Small Art School has its own gallery, Khmer Kids Art Gallery, above the Old Forest shop opposite the Old Market, but Sakata says the gallery tends to display artwork from the under-15-year-olds, so the New Leaf exhibition is a chance to let the older students shine. “We are hoping to use this as an opportunity for the young adults to have an exhibit,” she says.

This is the second time Small Art School has exhibited at New Leaf, and café co-founder Ian​​​​ Croft says he has always been keen to support the school.

“When I started doing the café, Small Art School were one of the first organisations I met,” he says. “I said to them it would be really nice to have their artwork in our café, so it’s all sort of just extended off from there.” The exhibition will run for a month, with works ranging from watercolours to oil on canvas.

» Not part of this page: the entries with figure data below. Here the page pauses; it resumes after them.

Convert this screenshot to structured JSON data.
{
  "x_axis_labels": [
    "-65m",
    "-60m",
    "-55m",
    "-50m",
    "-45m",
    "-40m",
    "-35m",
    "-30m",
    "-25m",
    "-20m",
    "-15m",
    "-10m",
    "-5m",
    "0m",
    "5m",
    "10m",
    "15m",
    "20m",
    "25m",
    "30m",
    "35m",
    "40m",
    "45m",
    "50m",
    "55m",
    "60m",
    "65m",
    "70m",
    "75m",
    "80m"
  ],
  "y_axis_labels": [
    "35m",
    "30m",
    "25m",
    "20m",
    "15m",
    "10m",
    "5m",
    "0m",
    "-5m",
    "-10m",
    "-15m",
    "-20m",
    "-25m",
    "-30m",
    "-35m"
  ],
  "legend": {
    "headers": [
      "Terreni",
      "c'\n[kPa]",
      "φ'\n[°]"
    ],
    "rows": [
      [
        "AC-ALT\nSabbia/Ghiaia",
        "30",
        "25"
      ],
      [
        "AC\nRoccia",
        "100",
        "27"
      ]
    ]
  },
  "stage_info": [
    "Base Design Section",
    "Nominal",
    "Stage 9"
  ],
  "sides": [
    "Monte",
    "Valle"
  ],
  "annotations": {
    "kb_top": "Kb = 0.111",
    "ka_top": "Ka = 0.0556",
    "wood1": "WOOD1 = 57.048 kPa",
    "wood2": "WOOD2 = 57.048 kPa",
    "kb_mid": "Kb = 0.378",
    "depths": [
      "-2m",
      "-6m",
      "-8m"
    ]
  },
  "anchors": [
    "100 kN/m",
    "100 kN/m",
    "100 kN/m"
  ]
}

The theme, Sakata says, is quite loose.

“We always tell the individual students to think about what they’d like to draw but many students like to create Khmer images, so we have for example Angkor Wat, Apsara dancers, hands of Apsaras. It’s all from the heart,” she says.

Other subjects include butterflies, a floating village at sunset and lotus-flowers. Sakata says the school is delighted that some of the young artists have now come full circle, teaching children themselves.

“Some of them started teaching at the local school,” she says. “We have a Japanese lady who goes to the villages and helps them learn how to teach. They get paid so actually it’s like a teacher training.

“I think it’s a really good experience for them to develop and share their talents, and Khmer can teach Khmer also – that’s actually our aim.”